From my limited perspective, very little has happened since then that is not just more BERTology—that is, exploiting BERT and similar models. The only alternative on the horizon, in the last 4 years now, are pre-trained large language models without the encoder component, of which the best known are the GPT family (now up to GPT-3). These models do one thing well: they take a text prompt and produce more text that seeminly responds to the prompt. However, whereas BERT and family are free to reuse, GPT-3’s parameters and software are both closed source and can only be accessed at scale by paying a licensing fee to Microsoft. That itself is a substantial regression compared to BERT. More importantly, though, the GPT family are far less expressive tools than BERT, since they don’t really support fine-tuning. (More precisely, I don’t see any difficult technical barriers to fine-tuning GPT-style models; it’s just not supported.) Thus they can be only really used for one thing: zero-shot text generation tasks, in which the task is “explained” to the model in the input prompt, and the output is also textual. Were it possible to simply write out, in plain English, what you want, and then get the output in a sensible text format, this of course would be revolutionary, but that’s not the case. Rather, GPT has spawned a cottage industry of prompt engineering. A prompt engineer, roughly, is someone who specializes in crafting prompts. It is of course impressive that this can be done at all, but just because an orangutan can be taught to make an adequate omelette doesn’t mean I am going to pay one to make breakfast. I simply don’t see how any of this represents an improvement over the BERT ecosystem, which at least has an easy-to-use free and open-source ecosystem. And as you might expect, GPT’s zero-shot approach is quite often much worse than what one would obtain using the light supervision of the BERT-style fine-tuning approach.

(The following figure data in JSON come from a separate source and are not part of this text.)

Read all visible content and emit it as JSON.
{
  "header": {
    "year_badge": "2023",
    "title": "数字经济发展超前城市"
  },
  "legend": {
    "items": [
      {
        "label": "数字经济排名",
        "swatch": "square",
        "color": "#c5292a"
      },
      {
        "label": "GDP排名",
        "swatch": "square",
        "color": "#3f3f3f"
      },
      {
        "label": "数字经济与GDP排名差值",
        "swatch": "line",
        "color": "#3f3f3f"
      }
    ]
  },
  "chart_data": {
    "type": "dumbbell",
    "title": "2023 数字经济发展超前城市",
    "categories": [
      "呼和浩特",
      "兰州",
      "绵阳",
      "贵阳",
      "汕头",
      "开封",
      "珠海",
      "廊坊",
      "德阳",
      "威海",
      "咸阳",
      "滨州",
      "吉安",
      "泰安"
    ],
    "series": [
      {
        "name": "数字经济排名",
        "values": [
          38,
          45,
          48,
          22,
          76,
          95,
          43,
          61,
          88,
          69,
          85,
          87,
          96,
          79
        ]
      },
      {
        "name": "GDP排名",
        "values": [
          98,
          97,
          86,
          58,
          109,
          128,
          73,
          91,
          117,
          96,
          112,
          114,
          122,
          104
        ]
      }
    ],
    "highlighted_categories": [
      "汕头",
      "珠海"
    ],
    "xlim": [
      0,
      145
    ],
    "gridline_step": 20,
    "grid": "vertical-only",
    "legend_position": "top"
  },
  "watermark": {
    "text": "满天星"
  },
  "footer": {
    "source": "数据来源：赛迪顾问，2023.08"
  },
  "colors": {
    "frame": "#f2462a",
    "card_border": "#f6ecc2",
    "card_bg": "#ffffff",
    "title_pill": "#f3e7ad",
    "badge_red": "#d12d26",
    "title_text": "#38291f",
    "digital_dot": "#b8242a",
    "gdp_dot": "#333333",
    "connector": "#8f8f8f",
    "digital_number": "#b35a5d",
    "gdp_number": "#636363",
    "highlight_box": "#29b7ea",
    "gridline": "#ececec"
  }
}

The next toolkit 2: electric boogaloo

I just got back from the excellent Workshop on Model Theoretic Representations in Phonology. While I am not exactly a member of the “Delaware school”, i.e., the model-theoretic phonology (MTP) crowd, I am a big fan. In my talk, I contrasted the model-theoretic approach to an approach I called the black box approach, using neural networks and program synthesis solvers as examples of the latter. I likened the two styles to neat vs. scruffy, better is better vs. worse is better, rationalists vs. empiricists, and cowboys vs. aliens.

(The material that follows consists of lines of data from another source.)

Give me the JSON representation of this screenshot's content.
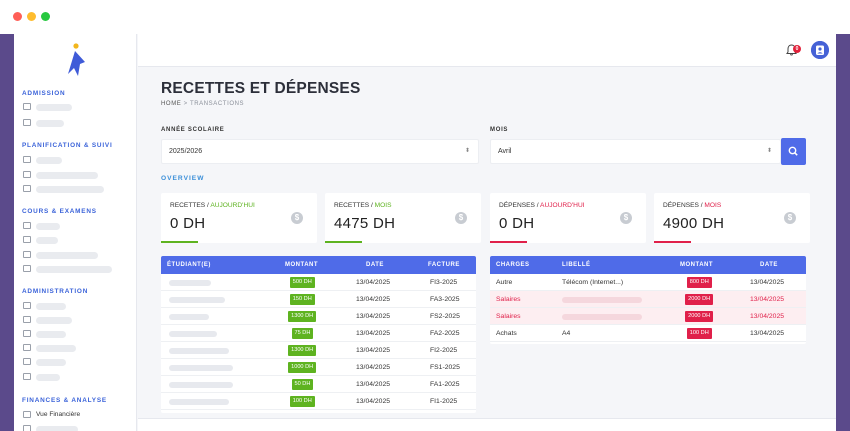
{
  "window": {
    "controls": [
      "close",
      "minimize",
      "maximize"
    ]
  },
  "sidebar": {
    "sections": [
      {
        "title": "ADMISSION",
        "items": [
          {
            "icon": "document-icon",
            "label": ""
          },
          {
            "icon": "tray-icon",
            "label": ""
          }
        ]
      },
      {
        "title": "PLANIFICATION & SUIVI",
        "items": [
          {
            "icon": "calendar-icon",
            "label": ""
          },
          {
            "icon": "calendar-icon",
            "label": ""
          },
          {
            "icon": "list-icon",
            "label": ""
          }
        ]
      },
      {
        "title": "COURS & EXAMENS",
        "items": [
          {
            "icon": "book-icon",
            "label": ""
          },
          {
            "icon": "clock-icon",
            "label": ""
          },
          {
            "icon": "pencil-icon",
            "label": ""
          },
          {
            "icon": "pencil-icon",
            "label": ""
          }
        ]
      },
      {
        "title": "ADMINISTRATION",
        "items": [
          {
            "icon": "users-icon",
            "label": ""
          },
          {
            "icon": "folder-icon",
            "label": ""
          },
          {
            "icon": "star-icon",
            "label": ""
          },
          {
            "icon": "users-icon",
            "label": ""
          },
          {
            "icon": "chart-icon",
            "label": ""
          },
          {
            "icon": "building-icon",
            "label": ""
          }
        ]
      },
      {
        "title": "FINANCES & ANALYSE",
        "items": [
          {
            "icon": "wallet-icon",
            "label": "Vue Financière"
          },
          {
            "icon": "wallet-icon",
            "label": ""
          }
        ]
      }
    ]
  },
  "topbar": {
    "notification_count": "0",
    "icons": [
      "bell-icon",
      "user-icon"
    ]
  },
  "page": {
    "title": "RECETTES ET DÉPENSES",
    "breadcrumb_home": "HOME",
    "breadcrumb_sep": " > ",
    "breadcrumb_current": "TRANSACTIONS"
  },
  "filters": {
    "year_label": "ANNÉE SCOLAIRE",
    "year_value": "2025/2026",
    "month_label": "MOIS",
    "month_value": "Avril",
    "arrow": "⬍"
  },
  "overview_label": "OVERVIEW",
  "cards": [
    {
      "prefix": "RECETTES / ",
      "suffix": "AUJOURD'HUI",
      "amount": "0 DH",
      "color": "#5eb320"
    },
    {
      "prefix": "RECETTES / ",
      "suffix": "MOIS",
      "amount": "4475 DH",
      "color": "#5eb320"
    },
    {
      "prefix": "DÉPENSES / ",
      "suffix": "AUJOURD'HUI",
      "amount": "0 DH",
      "color": "#e0204a"
    },
    {
      "prefix": "DÉPENSES / ",
      "suffix": "MOIS",
      "amount": "4900 DH",
      "color": "#e0204a"
    }
  ],
  "coin_symbol": "$",
  "recettes_table": {
    "headers": [
      "ÉTUDIANT(E)",
      "MONTANT",
      "DATE",
      "FACTURE"
    ],
    "rows": [
      {
        "student": "",
        "amount": "500 DH",
        "date": "13/04/2025",
        "invoice": "FI3-2025"
      },
      {
        "student": "",
        "amount": "150 DH",
        "date": "13/04/2025",
        "invoice": "FA3-2025"
      },
      {
        "student": "",
        "amount": "1300 DH",
        "date": "13/04/2025",
        "invoice": "FS2-2025"
      },
      {
        "student": "",
        "amount": "75 DH",
        "date": "13/04/2025",
        "invoice": "FA2-2025"
      },
      {
        "student": "",
        "amount": "1300 DH",
        "date": "13/04/2025",
        "invoice": "FI2-2025"
      },
      {
        "student": "",
        "amount": "1000 DH",
        "date": "13/04/2025",
        "invoice": "FS1-2025"
      },
      {
        "student": "",
        "amount": "50 DH",
        "date": "13/04/2025",
        "invoice": "FA1-2025"
      },
      {
        "student": "",
        "amount": "100 DH",
        "date": "13/04/2025",
        "invoice": "FI1-2025"
      }
    ]
  },
  "depenses_table": {
    "headers": [
      "CHARGES",
      "LIBELLÉ",
      "MONTANT",
      "DATE"
    ],
    "rows": [
      {
        "charge": "Autre",
        "label": "Télécom (Internet...)",
        "amount": "800 DH",
        "date": "13/04/2025",
        "highlight": false
      },
      {
        "charge": "Salaires",
        "label": "",
        "amount": "2000 DH",
        "date": "13/04/2025",
        "highlight": true
      },
      {
        "charge": "Salaires",
        "label": "",
        "amount": "2000 DH",
        "date": "13/04/2025",
        "highlight": true
      },
      {
        "charge": "Achats",
        "label": "A4",
        "amount": "100 DH",
        "date": "13/04/2025",
        "highlight": false
      }
    ]
  }
}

One lesson I drew from this comparison is the need for MTPists to develop high-quality software—the next toolkit 2. I didn’t say much during my talk about what I imagine this to be like, so I thought I’d leave my thoughts here. Several people—Alëna Aksënova, Hossep Dolatian, and Dakotah Lambert, for example—have developed interesting MTP-oriented libraries. While I do not want to give short schrift to their work, I think there are two useful models for the the next next toolkit: (my own) Pynini and PyTorch. Here is what I see as the key features:

  1. They are ordinary Python on the front-end. Of course, both have a C++ back-end, and PyTorch has a rarely used C++  API, but that’s purely a matter of performance; both have been slowly moving Python code into the C++ layer over the course of their development.The fact of the matter is that in 2022, just about anyone who can code at all can do so in Python.
  2. While both are devilishly complex, their design follows the principle of least suprise; there is only a bit of what Pythonistas call exhuberant syntax (Pynini’s use of the @ operator, PyTorch’s use of _ to denote in-place methods).
  3. They have extensive documentation (both in-module and up to book length).
  4. They have extensive test suites.
  5. They are properly packaged and can be installed via PyPi (i.e., via pip) or Conda-Forge (via conda).
  6. They have corporate backing.

I understand that many in the MTP community are naturally—constitutionally, even—drawn to functional languages and literate programming. I think this should not be the initial focus. It should be ease of use, and for that it is hard to beat ordinary Python in 2022. Jupyter/Colab support is a great idea, though, and might satisfy the literate programming itch too.